- Chairperson: Paul Grant Truesdell
- Secretary: Kellean Truesdell (Secretary)
- Founded: 2006
- Dissolved: 2012
- Headquarters: 200 N.W. 52nd Street, Ocala, FL 34482
- Ideology: Syncretic politics Transpartisanship Fiscal conservatism Constitutional limits on federal powers
- Political position: Center-right
- Colors: Blue and Red

Website
- www.FloridaWhig.com

= Florida Whig Party =

The Florida Whig Party was a political party in the state of Florida. The party chose to revive the 19th century Whig Party name. In 2008, the party aligned itself with the Modern Whig Party, a national organization of about 30,000 members initially founded by Iraq and Afghanistan veterans as a "comeback" of the historic Whig Party.
However, the Florida Whig Party discontinued this association in late 2009, largely due to its increasingly conservative platform. The Florida Whig Party was the first "Whig" state political party to officially run candidates for federal office in over a century.

==Activity==
In late 2009 and early 2010, the Florida Whig Party attracted attention for fielding an unusually large number of candidates for a third party. However, their first candidate, Paul McKain, left the party in early 2010 to run without affiliation. In addition, the party attempted to field additional Whig candidates, to include Clayton Schock, John Annarumma, Stephen Bacon, and Steve Gerritzen, but in spring 2010 the party announced that they failed to qualify for the ballot.

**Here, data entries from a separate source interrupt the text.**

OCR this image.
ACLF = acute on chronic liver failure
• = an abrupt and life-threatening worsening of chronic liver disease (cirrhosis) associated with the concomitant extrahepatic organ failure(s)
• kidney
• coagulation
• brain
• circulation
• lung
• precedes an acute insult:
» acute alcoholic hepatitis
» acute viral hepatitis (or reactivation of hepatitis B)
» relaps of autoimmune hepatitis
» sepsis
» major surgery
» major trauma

Some of these candidates reportedly attempted to run as either write-in candidates or no party affiliation.

Businessman Craig Porter, however, did qualify for the ballot as a Florida Whig. He received 2.2% of the vote, a total of 3,186 votes.

After the election of November 4, 2008, the Modern Whig Party and the Florida Whig Party began a push to attract moderate/conservative Democrats and Republicans.

According to the party website, the party was dissolved in 2012.